Kono Oto Tomare continues to be the draft horse of anime 2019. It does the heavy lifting with utter reliability, it’s almost universally taken for granted, and manages to accomplish exactly what it sets out to do every time with few surprises along the way. It also forms an almost perfect Yin-Yang dichotomy with Beastars, which is all about opacity and interpretation. KoT never hides what it’s all about – it’s a totally honest and straightforward story that for me never fails to make an emotional connection.
The Doujima Akira arc is a good illustration of this. I don’t think too many people doubted that she’d eventually be won over by the Tokise koto club, but the destination wasn’t the point, it was the journey. What mattered was why she was put in this position in the first place – what happened in her own life to make her close herself off to others and live as an extension of her grandmother’s ambitions? If it’s about anything Kono Oto Tomare is about connections, in every shape and form – what causes people to sever them, and the process of opening yourself up to forming new ones.
Rather than Doujima-san, though, the character who (again) quietly stands out in this episode is Takinami-sensei. He’s a bit of a walking billboard for connections himself, having been driven by his own upbringing to cut off the creative side of himself from others. The club won him back, and the thing about someone so reluctant to commit is that when Suzu-chan does relent, he doesn’t do so in half-measures. His conversation with Doujima-san was my favorite scene of the episode, because it shows in no uncertain terms that Suzu-chan always has the club’s back, whether they know it or not. It’s not about the credit – he’s simply decided they’re worth it. They don’t know all he does for them, and that’s fine – I honestly think he prefers it that way.
Once the club is assembled for practice, it’s also clear that even if Takinami-sensei isn’t someone who can teach the kids the finer points of the koto, he’s still ultimately their real teacher because he understands both group dynamics and ensemble music in a way Akira does not. Still, Doujima-san is clearly not “useless” as she fears – though ironically it was club’s unbidden act of listening to her performance that seemed to move the needle more than any active teaching on her part. It was a tutorial in the importance if precision and exactitude – the draft horse of performance, while the thoroughbred of prodigious raw talent gets most of the attention.

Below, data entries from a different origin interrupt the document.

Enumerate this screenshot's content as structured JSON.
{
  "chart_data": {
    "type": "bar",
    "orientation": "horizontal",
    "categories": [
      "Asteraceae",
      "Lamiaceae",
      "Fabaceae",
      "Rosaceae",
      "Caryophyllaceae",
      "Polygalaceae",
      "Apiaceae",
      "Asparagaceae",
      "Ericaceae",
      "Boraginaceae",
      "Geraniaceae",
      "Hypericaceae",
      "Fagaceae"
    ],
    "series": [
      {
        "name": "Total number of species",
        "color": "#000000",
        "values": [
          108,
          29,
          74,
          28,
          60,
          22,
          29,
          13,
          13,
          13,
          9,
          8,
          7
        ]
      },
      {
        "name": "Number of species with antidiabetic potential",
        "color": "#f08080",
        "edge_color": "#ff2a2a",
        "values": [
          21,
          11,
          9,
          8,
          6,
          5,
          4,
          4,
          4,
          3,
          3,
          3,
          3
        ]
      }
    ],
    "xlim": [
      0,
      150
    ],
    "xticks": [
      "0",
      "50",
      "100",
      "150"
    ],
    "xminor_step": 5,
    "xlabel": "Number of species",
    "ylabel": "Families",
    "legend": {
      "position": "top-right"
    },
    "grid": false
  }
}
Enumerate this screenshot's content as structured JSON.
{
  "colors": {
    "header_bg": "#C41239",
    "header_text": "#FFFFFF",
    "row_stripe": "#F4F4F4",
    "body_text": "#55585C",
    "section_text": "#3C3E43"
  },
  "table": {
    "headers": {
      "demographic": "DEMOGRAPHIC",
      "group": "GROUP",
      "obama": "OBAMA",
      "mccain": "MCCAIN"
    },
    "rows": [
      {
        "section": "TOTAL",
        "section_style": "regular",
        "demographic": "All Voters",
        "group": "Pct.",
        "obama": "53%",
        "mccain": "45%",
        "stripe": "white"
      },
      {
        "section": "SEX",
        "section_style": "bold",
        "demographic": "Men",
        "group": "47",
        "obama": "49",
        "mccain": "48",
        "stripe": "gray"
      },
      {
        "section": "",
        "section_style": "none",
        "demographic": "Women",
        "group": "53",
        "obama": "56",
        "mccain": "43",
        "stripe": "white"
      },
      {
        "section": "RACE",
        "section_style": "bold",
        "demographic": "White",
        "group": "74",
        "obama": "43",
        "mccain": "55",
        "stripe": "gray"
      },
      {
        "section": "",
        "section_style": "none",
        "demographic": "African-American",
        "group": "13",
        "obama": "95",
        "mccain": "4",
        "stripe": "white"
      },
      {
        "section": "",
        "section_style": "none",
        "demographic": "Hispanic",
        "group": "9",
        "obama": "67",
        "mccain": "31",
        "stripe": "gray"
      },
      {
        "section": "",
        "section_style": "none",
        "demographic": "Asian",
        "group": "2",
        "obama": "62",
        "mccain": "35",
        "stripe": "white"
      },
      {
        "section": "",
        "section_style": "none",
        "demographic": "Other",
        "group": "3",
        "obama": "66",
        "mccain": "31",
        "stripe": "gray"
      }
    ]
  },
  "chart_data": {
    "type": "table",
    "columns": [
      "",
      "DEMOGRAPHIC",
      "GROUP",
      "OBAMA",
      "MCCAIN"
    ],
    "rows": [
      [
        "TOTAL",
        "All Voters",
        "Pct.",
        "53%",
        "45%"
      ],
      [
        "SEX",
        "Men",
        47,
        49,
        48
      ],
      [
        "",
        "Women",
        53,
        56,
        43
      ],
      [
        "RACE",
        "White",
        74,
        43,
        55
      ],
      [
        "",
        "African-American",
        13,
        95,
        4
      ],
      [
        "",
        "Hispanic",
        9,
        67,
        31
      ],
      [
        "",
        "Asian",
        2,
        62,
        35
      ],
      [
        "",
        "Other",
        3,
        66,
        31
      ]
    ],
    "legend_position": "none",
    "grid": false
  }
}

Doujima’s background does give her an ability to relate to the members of the group who share her frustration – they must rely on craftsmanship while the geniuses can fall back on art. The truth is that it’s the grinders that make up the bulk of the group – only Satowa and Chika are true prodigies among them. When Sane struggles as his 17-string is sandwiched between the two geniuses’ 17-string and solo, Akira sees the problem and the danger immediately. But again, it’s not her active participation that turns the tables – it’s Sane’s own determination and the bond he has with the others (especially Chika).
At this point none of these children is willing to fail, because that would mean letting the others down and that would be unthinkable. Whether it would be Sane struggling to understand the fine line between interacting with the solo and being influenced by it or Kouta’s perpetual war with tempo (it’s Takinami, not Doujima-san, who realizes it’s time to remove the training wheels – the metronome) failure is simply not an option. It’s the strength of the connection between the club members that won both Suzu-chan and Akira over and provides their greatest asset as a performance group.
The hill to climb is still a steep one, because the things Takinami knows he knows because of a lifetime of experience. He can tell the kids they need to understand the flow of the piece and how each of them fits into it, but this is a language he’s spoken since childhood and a composition he’s written himself. There’s no substitute for experience, but Suzu-chan understands his charges so well. He knows what will drive them best is a challenge, and having them watch Satowa and Doujima-san play together is a masterstroke. They represent a perfect marriage of inspiration and precision, and their short demonstration shows the others (especially Chika) just how much Satowa’s performance is held back by their own level. Only by raising that level – through precision but also in Chika’s case through embracing his own genius – can they allow Satowa and the entire ensemble to be at their best.
leongsh
November 18, 2019 at 2:02 pmIt just delivers methodically, step-by-step.
The interplay between Satowa and Akira in their demonstration of ensemble playing was beautiful. The lesson/message was well delivered by the demo. For Chika, it is a multiple whammy – not only does it show that Satowa is being held by them but also his late grandfather’s words about the difference between playing solo and playing as an ensemble.
p.s. Following the manga every month is like tucking into a familiar warm comfy comforter/blanket in winter.
Guardian Enzo
November 18, 2019 at 3:29 pmWhen I’m substantially ahead of the adaptation in a manga I tend to pause reading it while the anime is airing, just so I’m not simultaneously tracking two narratives. But yes, I would agree that the manga is every bit the old reliable that the anime is. The current arc isn’t the absolute pinnacle of KoT for me, but this series doesn’t really have lulls for me.